Faltaban unos minutos para las 9:00 de este lunes, primer día de vacaciones de Semana Santa, y estaban en el lugar tanto los maestros organizadores de la reunión como la prestigiada ponente Guadalupe Marbán; sin embargo, no llegaban los asistentes. Las miradas se cruzaban, el sonido no terminaba de instalarse, faltaban multicontactos para el cañón, la laptop… todo era preocupación en los presentes.
“Ya somos seis para estar como sus alumnos, maestra Lupita. Es una realidad que el rostro del magisterio está en proceso de trasformación y pocos son los maestros que buscan amigos con niveles de información”, decía un maestro a la presidenta del Centro de Producción Docente SUMAEM, quien iniciaría las actividades de la capacitación desde su experiencia acumulada en la primera aplicación de la Evaluación para la Permanencia y la obtenida a nivel nacional, durante los últimos años de participación en estos procesos.
Los rostros sonrieron cuando vieron en el acceso a muchas maestras, uno que otro profesor y que las sillas, antes vacías, no alcanzaron. No cabe duda que la vida de la docencia radica en sus alumnos y en el afecto que cotidianamente se comparte en las aulas o en los lugares donde se convoquen para estudiar.
Quizá los padres de familia no lo saben, mucho menos los estudiantes, pero a los maestros no les preguntan respecto a los nuevos planes y programas, los que se van a aplicar a partir de agosto de este año en primero de preescolar, primaria, secundaria y preparatorias.
La nueva tira curricular, que no reforma ni mucho menos es un modelo educativo, debió ser la primera parte de la política educativa del sexenio por concluir, pues muchas posturas coincidimos en la urgente necesidad de capacitar a los docentes en cuanto a contenidos, manejo de producción escrita de la SEP en cada uno de los niveles educativos y en las formas de hacer docencia en las aulas para, posteriormente, sentar las bases de las evaluaciones del servicio profesional docente mientras se resaltan la importancia del examen para ingreso y la promoción como las únicas formas necesarias para eliminar prácticas contrarias a derecho en la obtención de una plaza en el sistema educativo estatal.
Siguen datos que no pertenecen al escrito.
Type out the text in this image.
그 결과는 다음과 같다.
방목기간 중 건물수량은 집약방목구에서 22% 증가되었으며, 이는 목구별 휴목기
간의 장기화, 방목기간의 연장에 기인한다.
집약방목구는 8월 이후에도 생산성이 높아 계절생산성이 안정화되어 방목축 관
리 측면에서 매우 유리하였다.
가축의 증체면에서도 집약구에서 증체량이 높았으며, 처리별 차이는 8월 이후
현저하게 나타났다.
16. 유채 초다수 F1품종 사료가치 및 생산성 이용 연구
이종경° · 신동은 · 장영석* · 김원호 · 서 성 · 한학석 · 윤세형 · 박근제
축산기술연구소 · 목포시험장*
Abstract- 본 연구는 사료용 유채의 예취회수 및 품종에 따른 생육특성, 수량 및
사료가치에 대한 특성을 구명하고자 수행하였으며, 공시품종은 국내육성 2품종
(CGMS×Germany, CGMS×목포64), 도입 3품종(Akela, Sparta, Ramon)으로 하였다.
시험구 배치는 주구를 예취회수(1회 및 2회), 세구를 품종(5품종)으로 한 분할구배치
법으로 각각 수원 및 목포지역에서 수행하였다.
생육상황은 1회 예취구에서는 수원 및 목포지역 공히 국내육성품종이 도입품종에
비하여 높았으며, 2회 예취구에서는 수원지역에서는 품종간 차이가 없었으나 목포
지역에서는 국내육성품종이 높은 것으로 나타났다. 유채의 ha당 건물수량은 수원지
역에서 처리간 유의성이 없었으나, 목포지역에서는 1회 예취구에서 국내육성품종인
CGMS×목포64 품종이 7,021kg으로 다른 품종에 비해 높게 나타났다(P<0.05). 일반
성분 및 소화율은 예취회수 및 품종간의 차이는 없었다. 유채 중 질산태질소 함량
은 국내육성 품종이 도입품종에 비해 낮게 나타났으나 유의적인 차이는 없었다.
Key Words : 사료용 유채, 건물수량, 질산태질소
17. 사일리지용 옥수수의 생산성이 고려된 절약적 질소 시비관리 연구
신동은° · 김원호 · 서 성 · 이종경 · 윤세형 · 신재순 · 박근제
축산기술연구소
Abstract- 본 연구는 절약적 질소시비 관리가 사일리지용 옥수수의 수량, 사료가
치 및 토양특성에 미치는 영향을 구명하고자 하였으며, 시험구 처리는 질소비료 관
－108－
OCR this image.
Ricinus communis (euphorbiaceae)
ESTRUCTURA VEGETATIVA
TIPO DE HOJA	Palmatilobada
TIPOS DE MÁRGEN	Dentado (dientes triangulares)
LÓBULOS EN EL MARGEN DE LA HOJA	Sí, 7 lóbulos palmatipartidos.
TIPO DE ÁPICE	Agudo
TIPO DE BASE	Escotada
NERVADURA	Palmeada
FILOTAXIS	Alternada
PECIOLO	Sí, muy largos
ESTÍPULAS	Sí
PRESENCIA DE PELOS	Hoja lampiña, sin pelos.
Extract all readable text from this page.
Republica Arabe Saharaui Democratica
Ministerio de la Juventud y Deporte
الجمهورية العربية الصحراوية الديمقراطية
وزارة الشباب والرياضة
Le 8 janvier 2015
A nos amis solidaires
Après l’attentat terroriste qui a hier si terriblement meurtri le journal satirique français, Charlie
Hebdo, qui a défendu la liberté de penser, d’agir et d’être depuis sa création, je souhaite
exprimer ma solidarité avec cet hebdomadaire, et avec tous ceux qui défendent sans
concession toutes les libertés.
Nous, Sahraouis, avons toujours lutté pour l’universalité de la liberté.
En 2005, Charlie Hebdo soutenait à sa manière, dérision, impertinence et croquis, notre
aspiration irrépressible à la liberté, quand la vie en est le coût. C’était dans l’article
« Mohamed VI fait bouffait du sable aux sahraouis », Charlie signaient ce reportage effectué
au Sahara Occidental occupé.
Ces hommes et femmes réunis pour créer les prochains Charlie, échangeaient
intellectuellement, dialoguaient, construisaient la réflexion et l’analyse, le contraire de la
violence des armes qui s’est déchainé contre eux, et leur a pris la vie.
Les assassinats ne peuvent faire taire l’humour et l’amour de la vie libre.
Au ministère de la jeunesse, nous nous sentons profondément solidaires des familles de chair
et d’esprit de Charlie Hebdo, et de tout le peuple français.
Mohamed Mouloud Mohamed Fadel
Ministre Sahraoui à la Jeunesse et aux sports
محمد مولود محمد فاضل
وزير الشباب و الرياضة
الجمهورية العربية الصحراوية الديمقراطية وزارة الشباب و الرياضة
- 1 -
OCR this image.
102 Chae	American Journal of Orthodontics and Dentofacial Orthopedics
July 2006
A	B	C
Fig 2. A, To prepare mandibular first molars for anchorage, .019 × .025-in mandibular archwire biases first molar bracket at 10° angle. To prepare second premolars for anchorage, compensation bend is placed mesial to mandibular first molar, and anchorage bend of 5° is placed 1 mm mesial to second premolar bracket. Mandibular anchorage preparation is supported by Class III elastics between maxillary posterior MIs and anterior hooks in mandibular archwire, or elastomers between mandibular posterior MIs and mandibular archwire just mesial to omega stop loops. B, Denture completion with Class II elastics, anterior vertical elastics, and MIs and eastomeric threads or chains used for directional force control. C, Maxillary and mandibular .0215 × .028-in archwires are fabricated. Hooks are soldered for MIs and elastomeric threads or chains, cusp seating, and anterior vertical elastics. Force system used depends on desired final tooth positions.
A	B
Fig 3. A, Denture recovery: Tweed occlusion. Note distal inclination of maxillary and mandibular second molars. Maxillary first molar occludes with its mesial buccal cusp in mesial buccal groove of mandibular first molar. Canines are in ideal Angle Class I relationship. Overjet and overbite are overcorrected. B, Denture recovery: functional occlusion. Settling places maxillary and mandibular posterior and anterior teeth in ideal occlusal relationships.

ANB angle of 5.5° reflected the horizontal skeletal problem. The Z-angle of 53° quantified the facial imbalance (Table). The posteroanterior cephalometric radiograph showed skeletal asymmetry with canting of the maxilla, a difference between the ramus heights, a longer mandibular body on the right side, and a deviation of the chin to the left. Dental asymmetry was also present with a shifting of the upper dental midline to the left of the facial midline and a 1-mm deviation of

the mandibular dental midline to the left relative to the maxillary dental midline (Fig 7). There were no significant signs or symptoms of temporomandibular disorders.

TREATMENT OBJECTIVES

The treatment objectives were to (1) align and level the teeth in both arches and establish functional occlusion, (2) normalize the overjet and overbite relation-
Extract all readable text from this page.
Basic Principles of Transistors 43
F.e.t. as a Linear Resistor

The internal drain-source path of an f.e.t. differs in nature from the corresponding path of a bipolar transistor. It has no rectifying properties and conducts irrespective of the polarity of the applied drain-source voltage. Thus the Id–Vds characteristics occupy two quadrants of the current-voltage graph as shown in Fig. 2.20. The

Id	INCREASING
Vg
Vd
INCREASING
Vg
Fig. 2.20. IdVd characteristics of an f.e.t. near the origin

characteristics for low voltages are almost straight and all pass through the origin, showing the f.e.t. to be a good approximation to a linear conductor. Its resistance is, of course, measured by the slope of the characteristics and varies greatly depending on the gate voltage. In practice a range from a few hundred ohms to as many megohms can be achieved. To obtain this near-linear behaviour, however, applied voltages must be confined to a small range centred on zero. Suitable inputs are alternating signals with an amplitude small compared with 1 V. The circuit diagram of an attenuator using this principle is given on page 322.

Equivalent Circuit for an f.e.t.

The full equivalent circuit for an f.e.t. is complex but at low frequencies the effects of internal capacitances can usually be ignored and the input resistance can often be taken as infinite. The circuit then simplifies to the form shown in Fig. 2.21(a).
No así la evaluación para la permanencia, que resulta contraria al mandato constitucional sobre todo a lo establecido en el artículo 123 de nuestra Carta Magna, referente a los derechos adquiridos por los trabajadores que no pueden ser eliminados por ninguna patronal ni mucho menos un gobierno. Recordemos la crisis educativa generada por este rubro en 2012 y las grandes manifestaciones que produjo, motivo por el que se consideró un ataque del gobierno en contra de los trabajadores, con consecuencias aún ignoradas por el propio sistema educativo nacional y estatal.
Y la sesión inició. Las preguntas de significados y manejo de los perfiles, de parámetros e indicadores, de términos que maneja el Instituto Nacional para la Evaluación en México (INEE) a través de los documentos divulgados en su plataforma y redes sociales, no muy familiares aún para muchos profesores, comenzaron a formularse mientras todos con entusiasmo atestiguaron el manejo de la temática y la concatenación de diferentes publicaciones de manera simultánea, resaltando la transversalidad existente en las evaluaciones determinadas para el profesorado.
En términos de docencia, se hizo hincapié en los planes de estudios de 2011, en el enfoque del español (las prácticas sociales del lenguaje), las matemáticas (secuencia de situaciones problemáticas), las ciencias naturales (formación científica), la geografía, la historia, la formación cívica y la ética (perspectiva formativa), la educación física (enfoque global de la motricidad) y la educación artística (desarrollo del pensamiento artístico)… revisadas y analizadas, sin embargo, sin relación directa con la tira curricular en marcha a partir de 2018.